Here in the West, Acupuncture is known mainly for it’s analgesic (pain relieving) power. It’s often advertised as a low-risk, side effect free alternative to medication. While this is 100% true, there is so much more to Acupuncture and Chinese medicine than just pain relief. Due to it’s holistic nature, Acupuncture can be used to treat, or to assist in the treatment of almost any illness. Note that there is a difference between a TREATMENT, and a CURE. It would be irresponsible of me to use these words interchangeably. Acupuncture is not magic, it is not a miracle modality that can rid you of your ailments overnight. We can do a lot of good, and facilitate a lot of healing, but it has it’s limits. An example I like to use is Cancer treatment. Acupuncture and Herbal medicine cannot cure cancer on their own. Many practitioners will make irresponsible, and dangerous claims otherwise – but it can’t. Acupuncture can however be used to mitigate some of the side effects of Western Cancer treatment. For example, Chinese Medicine has been shown to have marked results in the treatment of chemotherapy related nausea, vomiting, and dry mouth, as well as cancer related pain and fatigue. This shows that Acupuncture can be a powerful tool in the TREATMENT of cancer, but it cannot cure cancer. Now that we understand the difference between a treatment and a cure, let’s move on to some Acupuncture Theory.
In an Acupuncture Treatment needles are inserted into Acupuncture points which fall along meridians. These needles help to facilitate the flow of Qi in the body, by breaking up stagnation (blockages in Qi flow). When Qi is able to flow uninhibited, we are in good health. (You may remember from my previous post that I’m not a big fan of referring to Qi as simply “energy” or lifeforce” and opt for the more modern term: bioelectricity.) Now, these meridians don’t simply run along the surface of the body, they travel inward to connect to our internal organs, sense organs, muscles etc. It’s a vast network that connects the entire human body. Qi is what allows these different areas of the body to communicate, and interact with each other. Needling an Acupuncture point which falls on a meridian that connects with the eyes, can have a positive effect on vision. As can needling a point which falls on a meridian that connects to the liver, low back, or anywhere else in the body. Because of this, Acupuncture can essentially be used to treat any ailment that falls along the trajectory of a meridian.
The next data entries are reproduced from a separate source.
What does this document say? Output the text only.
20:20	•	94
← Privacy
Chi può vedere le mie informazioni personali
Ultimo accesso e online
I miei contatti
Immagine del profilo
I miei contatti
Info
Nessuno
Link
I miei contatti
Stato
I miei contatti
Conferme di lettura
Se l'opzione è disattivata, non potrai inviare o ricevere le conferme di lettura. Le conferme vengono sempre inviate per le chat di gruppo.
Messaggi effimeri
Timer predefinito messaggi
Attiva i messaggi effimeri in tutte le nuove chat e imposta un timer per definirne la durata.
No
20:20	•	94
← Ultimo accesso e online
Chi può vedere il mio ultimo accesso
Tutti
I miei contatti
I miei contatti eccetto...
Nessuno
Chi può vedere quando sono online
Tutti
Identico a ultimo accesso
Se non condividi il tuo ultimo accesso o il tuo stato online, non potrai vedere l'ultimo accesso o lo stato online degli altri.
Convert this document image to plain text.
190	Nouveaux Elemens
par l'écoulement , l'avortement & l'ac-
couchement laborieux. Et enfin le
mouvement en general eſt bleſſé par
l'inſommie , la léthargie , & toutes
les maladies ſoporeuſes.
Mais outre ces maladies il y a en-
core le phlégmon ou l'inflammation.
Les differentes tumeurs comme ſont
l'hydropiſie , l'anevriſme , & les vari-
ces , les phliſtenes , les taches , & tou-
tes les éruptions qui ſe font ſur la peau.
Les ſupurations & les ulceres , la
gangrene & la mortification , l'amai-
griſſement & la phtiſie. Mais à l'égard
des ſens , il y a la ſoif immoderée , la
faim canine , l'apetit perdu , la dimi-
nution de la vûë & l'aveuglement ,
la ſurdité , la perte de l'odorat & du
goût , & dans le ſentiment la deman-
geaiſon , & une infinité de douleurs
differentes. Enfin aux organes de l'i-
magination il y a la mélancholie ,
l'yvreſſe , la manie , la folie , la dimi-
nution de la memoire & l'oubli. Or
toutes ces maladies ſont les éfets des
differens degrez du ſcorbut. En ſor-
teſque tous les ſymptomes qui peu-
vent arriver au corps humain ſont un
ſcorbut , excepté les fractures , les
Chinese Medicine, unlike it’s Western reductionist counterpart, is a holistic system of healing which takes into account a person’s entire being. There is no marked separation between a patient’s body, mind and spirit. Therefore, changes made to one of these aspects can have effects on the others. Treat the body, and you can affect the mind. Treat the mind and you can affect the body. Treatment of disease is also unique, person to person. While Western medicine may take 10 patients with back pain and treat them all the same way, Chinese Medicine takes into account each person’s symptoms in addition to their individual constitution, lifestyle habits, and emotional state. Acupuncturists don’t simply treat symptoms, they get to the root of a person’s disharmony and treat from there. This is a vital component to healing that is missing from Western Medicine.
If Chinese Medical theory doesn’t jive with you, and you need peer reviewed research in order to truly have faith in our medicine – I’ll link you HERE to an article outlining the World Health Organizations official stance on Acupuncture. They list 28 diseases which Acupuncture been proven through controlled trials to be an effective form of treatment. There are many more diseases further down the list which say Acupuncture is likely effective, but more research is needed. There is solid research out there that proves, scientifically, that Acupuncture is a legitimate form of treatment.
Western and Eastern Medicine are very different, but they both have their strengths. In general, Chinese Medicine is beneficial for chronic disorders, whereas Western Medicine has better results with more acute, and emergency medical care. Western Medicine is all about getting you well enough to function outside of a hospital. Some of their treatments may be rougher on the body, but they keep patients ALIVE. Chinese Medicine is about prevention of disease, the fostering of a healthy lifestyle – so you can avoid a trip to the hospital! If you have a tumor, or a gunshot wound – obviously go to a doctor! But there is so much more to health than the treatment of life threatening disorders. Things like pain, anxiety, even chronic heart burn – can all take a toll a person’s quality of life. If you want a gentle modality that really gets to the root of your issues, consider Acupuncture and Chinese Medicine.